De plus, la nomination de Jerome Powell comme président de la Fed le 30 janvier a aggravé la situation. Il soutient la hausse des taux réels et la réduction du bilan de la Fed, ce qui marque un changement majeur dans la perspective de liquidité en dollars. En moins de 24 heures, la capitalisation totale du marché des actifs cryptographiques a diminué de 430 milliards de dollars. Le Bitcoin a chuté d'environ 7 % en une seule journée.

Mais voici le point crucial. Alors que les prix baissent, les mouvements des investisseurs institutionnels prennent une direction totalement différente.

BlackRock a officiellement désigné les actifs numériques et la tokenisation comme le thème d'investissement décisif pour 2026. Franklin Templeton a déclaré que l'ère du système financier natif des portefeuilles allait arriver. Y Combinator a annoncé qu'à partir du batch de printemps 2026, les startups pourront lever des fonds en USDC sur Ethereum, Base et Solana. Les paiements en stablecoins seront réglés en moins d'une seconde, avec des coûts inférieurs à 0,01 dollar. Cela offre un avantage considérable par rapport aux réseaux traditionnels de transfert international.

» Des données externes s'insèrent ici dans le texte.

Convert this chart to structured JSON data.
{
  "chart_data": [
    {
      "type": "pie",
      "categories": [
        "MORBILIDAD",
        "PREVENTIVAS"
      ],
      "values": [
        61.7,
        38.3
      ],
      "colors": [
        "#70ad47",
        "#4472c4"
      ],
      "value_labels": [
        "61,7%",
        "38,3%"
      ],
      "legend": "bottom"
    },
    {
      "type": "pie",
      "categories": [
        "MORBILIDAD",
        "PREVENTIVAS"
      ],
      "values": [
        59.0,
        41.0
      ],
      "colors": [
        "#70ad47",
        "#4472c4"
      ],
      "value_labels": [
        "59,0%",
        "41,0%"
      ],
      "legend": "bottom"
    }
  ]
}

Des progrès réglementaires sont également en cours. La SEC a annulé une directive comptable qui empêchait les banques de fournir des services de garde pour les actifs numériques. La DTCC (Depository Trust & Clearing Corporation) a lancé à l’échelle de la production la tokenisation des obligations d’État américaines, des grandes actions et des ETF, confirmant la parité juridique entre les titres tokenisés et les titres traditionnels. On passe d’une phase expérimentale à une opération à grande échelle.

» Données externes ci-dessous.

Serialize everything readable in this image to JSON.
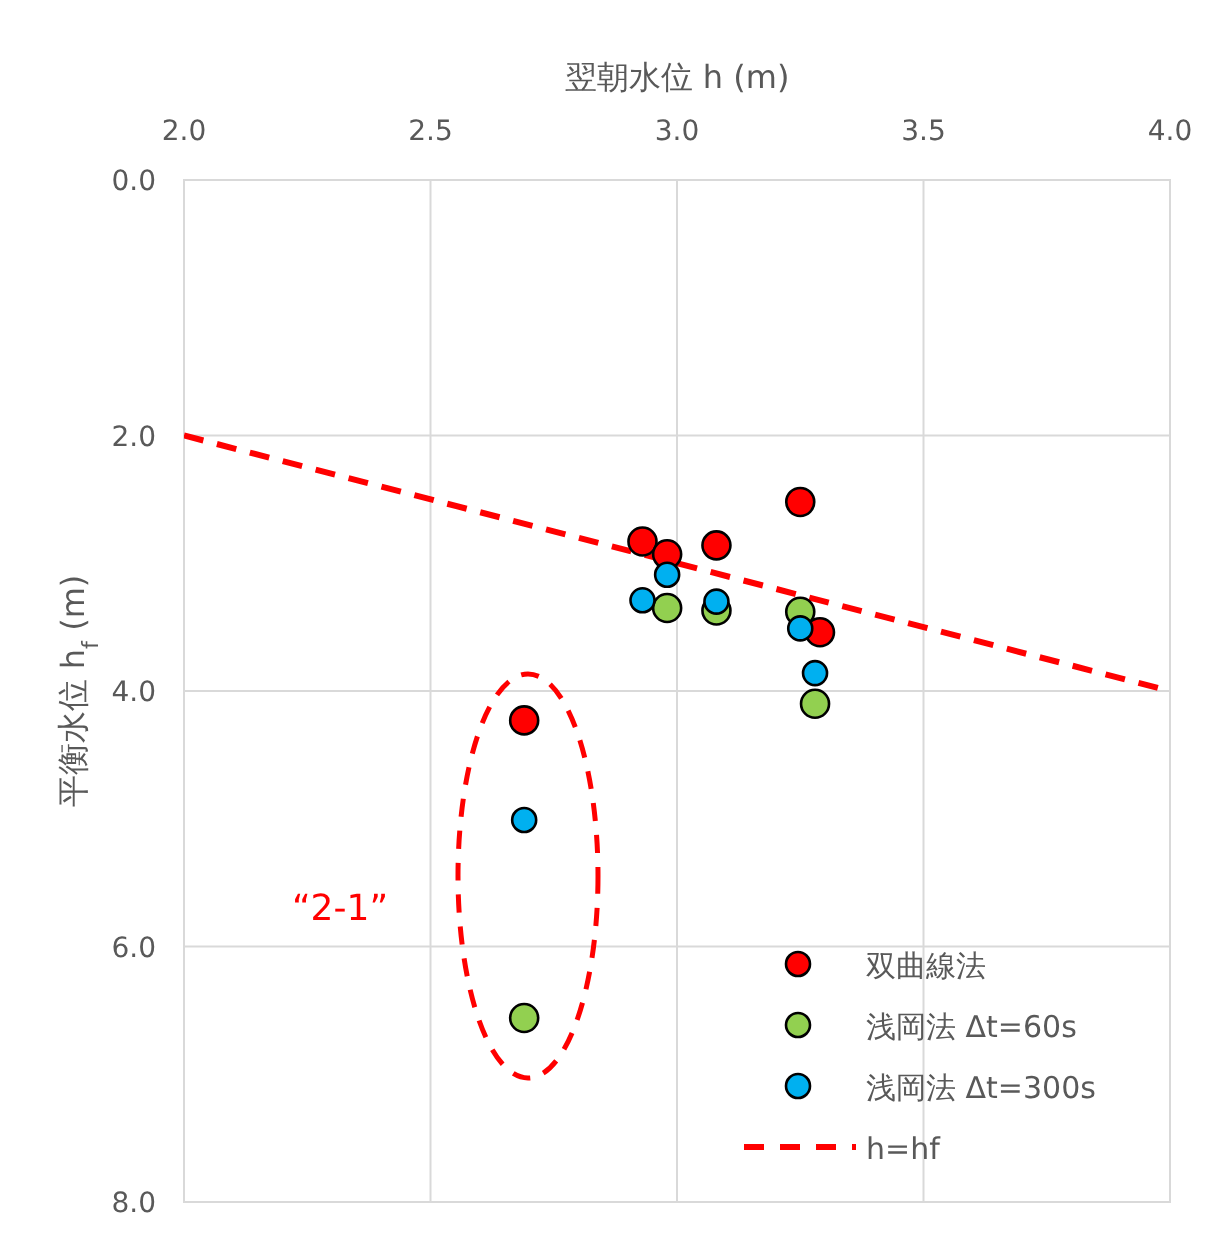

La compétition entre régions devient également plus féroce. Hong Kong applique un taux zéro d’imposition sur les revenus issus des actifs numériques pour les fonds et les family offices. D’ici janvier 2026, 11 plateformes de trading de cryptomonnaies sous licence seront en activité. Dubaï poursuit sa stratégie gouvernementale priorisant la blockchain, visant à traiter 50 % des transactions publiques sur blockchain d’ici 2026. La pénétration des cryptomonnaies dans tout le UAE atteint environ 39 %, avec plus de 3,7 millions d’utilisateurs.

Au niveau des protocoles, l’évolution technologique ne s’arrête pas. La mise à niveau Glamsterdam d’Ethereum augmente la limite de gaz à 200 millions, visant à rapprocher le TPS théorique de 10 000. Solana prévoit avec la mise à niveau Alpenglow réduire la finalité des transactions de 12,8 secondes à 100-150 millisecondes. Peu importe le prix, le développement continue silencieusement.

Cependant, les enjeux de sécurité restent graves. En janvier 2026, les vols ont dépassé 370 millions de dollars, le montant mensuel le plus élevé en près d’un an. Sur ce total, plus de 311 millions de dollars ne résultent pas de défaillances de contrats intelligents, mais d’attaques de phishing ou d’ingénierie sociale. L’incident le plus important, avec plus de 280 millions de dollars, concernait une escroquerie par imitation vocale AI ciblant les utilisateurs de portefeuilles matériels. En somme, la vulnérabilité humaine et opérationnelle devient une nouvelle cible d’attaque.

En conclusion, la chute du marché crypto au début de 2026 ne marque pas la fin du marché, mais constitue plutôt le premier véritable test de résistance dans l’ère des investisseurs institutionnels. La baisse des prix a été un test, mais l’infrastructure sous-jacente a plutôt réussi avec brio. La divergence entre le comportement des prix et l’évolution structurelle ne durera pas éternellement. La gestion par les institutions, la clarification réglementaire et la maturation des infrastructures finiront par se refléter dans l’évaluation du marché. Pour l’instant, en regardant les actualités du marché crypto, cette résolution du paradoxe semble encore à venir.